A report of regulator has revealed that the numbers are testimony of the fact that mobile money has potential to expand reach of banking services to 85 % unbanked population.
The report said amalgamation of Information and Communication Technologies (ICTs) and banking services can help in moving towards a fully documented economy which is necessary to improve tax collection circle and achievement of tax to GDP ratio by 2025 as stated under goals of Pakistan Vision 2025.
The economic impact of ICTs can also be observed with tremendous rise of e-commerce through different websites.
It said potential for e-commerce growth is astronomical and according to GSMA’s recent report, Pakistan’s e-commerce industry is expected to grow to several hundred million dollars by 2020.
The business owners attribute the rapid expansion in e-commerce trends to introduction of mobile broadband services in Pakistan as the explosive growth in e-commerce can safely be said to be on of the biggest benefits of Next Generation Mobile Services (NGMS).
It merits mentioned here that relationship between ICT growth, especially broadband and socio-economic development in a country has been extensively studied by leading researchers and institutes in the world. It has been empirically established that growth in broadband or internet penetration has significant positive impact on country’s economic outlook.

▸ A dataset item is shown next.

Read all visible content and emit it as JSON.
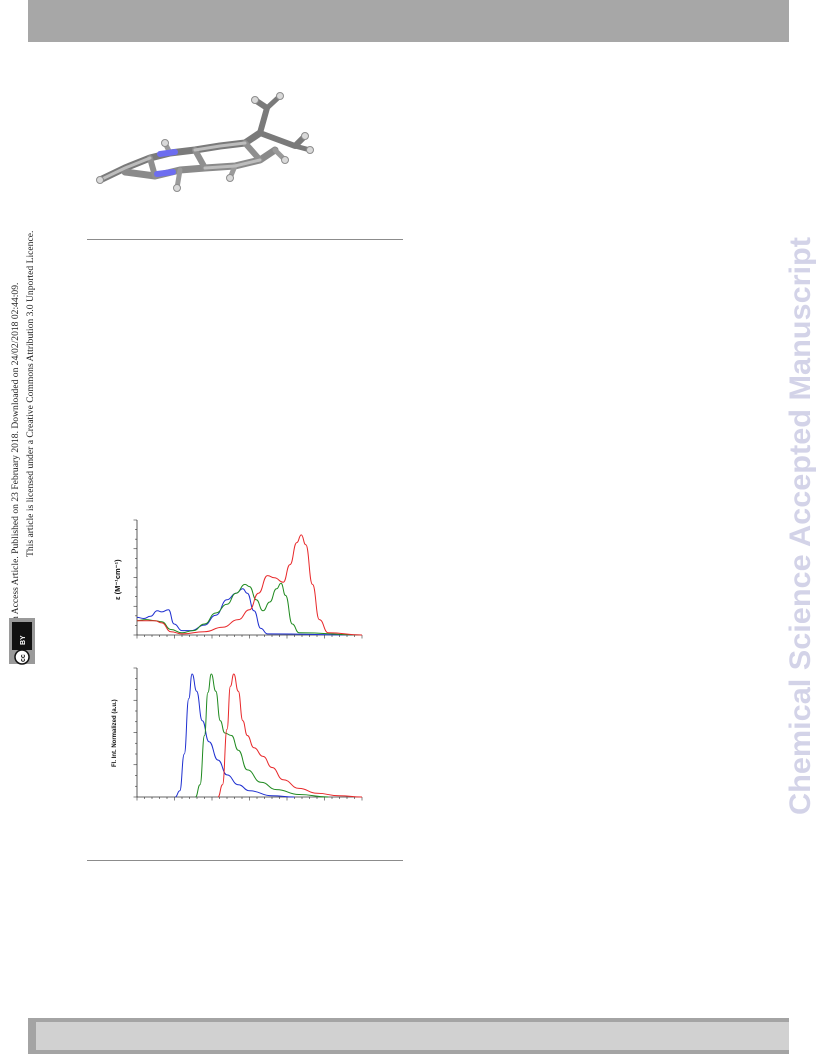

When contacted, experts have said in comparison to other players in this region, Pakistan is still in early stages of life cycle and there is a huge room for improvement.

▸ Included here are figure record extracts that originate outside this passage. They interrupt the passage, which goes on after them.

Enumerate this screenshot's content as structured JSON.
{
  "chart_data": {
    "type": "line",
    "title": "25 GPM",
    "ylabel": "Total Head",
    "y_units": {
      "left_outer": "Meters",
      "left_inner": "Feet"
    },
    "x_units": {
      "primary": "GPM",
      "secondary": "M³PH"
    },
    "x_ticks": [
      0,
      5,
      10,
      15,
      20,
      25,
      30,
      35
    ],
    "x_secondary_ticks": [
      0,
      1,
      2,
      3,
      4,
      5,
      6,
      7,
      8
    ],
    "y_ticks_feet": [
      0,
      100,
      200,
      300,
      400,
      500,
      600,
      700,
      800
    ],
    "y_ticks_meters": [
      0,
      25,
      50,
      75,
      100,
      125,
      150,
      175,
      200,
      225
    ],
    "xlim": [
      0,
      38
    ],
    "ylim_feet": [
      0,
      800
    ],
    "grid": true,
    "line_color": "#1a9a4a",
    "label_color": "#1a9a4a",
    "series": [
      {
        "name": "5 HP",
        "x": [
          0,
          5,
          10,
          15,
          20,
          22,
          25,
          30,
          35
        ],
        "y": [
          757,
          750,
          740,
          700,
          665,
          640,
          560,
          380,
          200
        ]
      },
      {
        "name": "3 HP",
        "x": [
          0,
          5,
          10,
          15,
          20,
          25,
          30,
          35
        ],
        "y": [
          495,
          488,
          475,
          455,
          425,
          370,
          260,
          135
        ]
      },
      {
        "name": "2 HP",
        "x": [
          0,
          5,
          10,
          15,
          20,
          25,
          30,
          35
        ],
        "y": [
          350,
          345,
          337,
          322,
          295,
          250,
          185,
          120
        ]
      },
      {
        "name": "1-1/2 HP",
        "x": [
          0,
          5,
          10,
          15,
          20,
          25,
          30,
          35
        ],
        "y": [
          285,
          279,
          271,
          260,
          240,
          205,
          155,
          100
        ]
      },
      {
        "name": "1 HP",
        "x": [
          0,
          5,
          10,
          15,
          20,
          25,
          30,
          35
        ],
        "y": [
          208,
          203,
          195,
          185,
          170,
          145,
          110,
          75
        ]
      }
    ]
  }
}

The experts said financial inclusion is a key socio-economic challenge and one that is of interest to international financial institutions, central banks, governments and policy makers alike.
This is evident from the fact that the World Bank has set a goal to achieve universal financial inclusion by 2020.

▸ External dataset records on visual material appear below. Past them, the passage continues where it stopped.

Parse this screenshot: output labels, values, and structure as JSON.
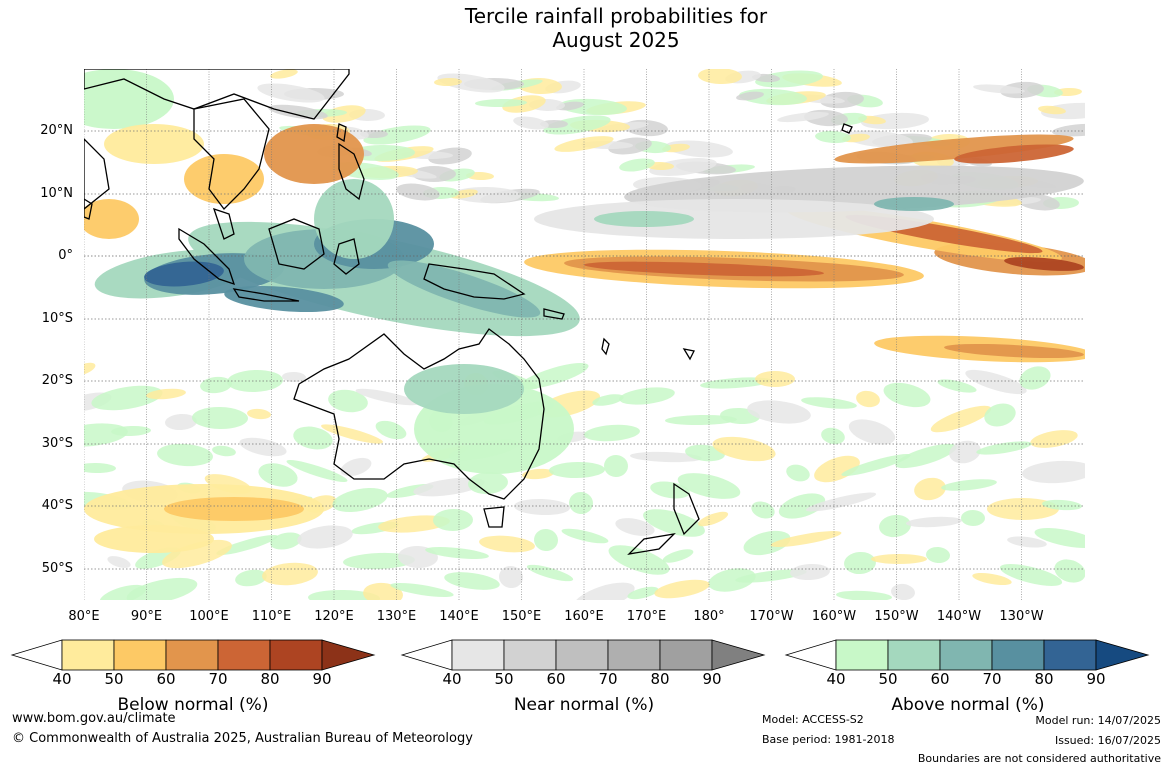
{
  "title_line1": "Tercile rainfall probabilities for",
  "title_line2": "August 2025",
  "lat_labels": [
    "20°N",
    "10°N",
    "0°",
    "10°S",
    "20°S",
    "30°S",
    "40°S",
    "50°S"
  ],
  "lon_labels": [
    "80°E",
    "90°E",
    "100°E",
    "110°E",
    "120°E",
    "130°E",
    "140°E",
    "150°E",
    "160°E",
    "170°E",
    "180°",
    "170°W",
    "160°W",
    "150°W",
    "140°W",
    "130°W"
  ],
  "legend": {
    "below": {
      "title": "Below normal (%)",
      "ticks": [
        "40",
        "50",
        "60",
        "70",
        "80",
        "90"
      ],
      "colors": [
        "#ffffff",
        "#ffeb9c",
        "#fdc965",
        "#e2954c",
        "#cc6535",
        "#ad4422",
        "#8c3218"
      ]
    },
    "near": {
      "title": "Near normal (%)",
      "ticks": [
        "40",
        "50",
        "60",
        "70",
        "80",
        "90"
      ],
      "colors": [
        "#ffffff",
        "#e6e6e6",
        "#d2d2d2",
        "#bfbfbf",
        "#afafaf",
        "#a0a0a0",
        "#808080"
      ]
    },
    "above": {
      "title": "Above normal (%)",
      "ticks": [
        "40",
        "50",
        "60",
        "70",
        "80",
        "90"
      ],
      "colors": [
        "#ffffff",
        "#c8f8c8",
        "#a4d8be",
        "#80b6b0",
        "#5890a0",
        "#336494",
        "#164a80"
      ]
    }
  },
  "footer": {
    "url": "www.bom.gov.au/climate",
    "copyright": "© Commonwealth of Australia 2025, Australian Bureau of Meteorology",
    "model": "Model: ACCESS-S2",
    "base_period": "Base period: 1981-2018",
    "model_run": "Model run: 14/07/2025",
    "issued": "Issued: 16/07/2025",
    "disclaimer": "Boundaries are not considered authoritative"
  }
}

With regard to future of Branchless Banking, the experts said so evaluating the entire scenario, one can easily understands that Branchless Banking market is currently going through development phase and has a clear correlation with the broadband industry.
As per Financial Inclusion vision 2020 of the government, efforts are being made to get 50 million mobile wallets opened in next 4-5 years.
Future projections based on this ratio would lead to fact that transacting customers would remain at one million even if the total wallets reach 50 million mark. This could be primarily because of the fact that people still believe in paying in cash, keeping tangible currency, using conventional banking tools (where possible). The lack of stronger checks in e-commerce industry further alleviates the problem since the community as a whole prefers to avoid online payments models against purchases.
Some 4-5 years from now, the experts foresee 2020 as year by which behavioral changes and transformations in payment/ spending mediums would take acceptable roots in general society as more licenses in BB space would be issued with lots of new start-ups and corporate entities vying for slice of branchless banking space. There will be a time when masses will get their basic needs and requirements fulfilled through BB/Micro Finance players.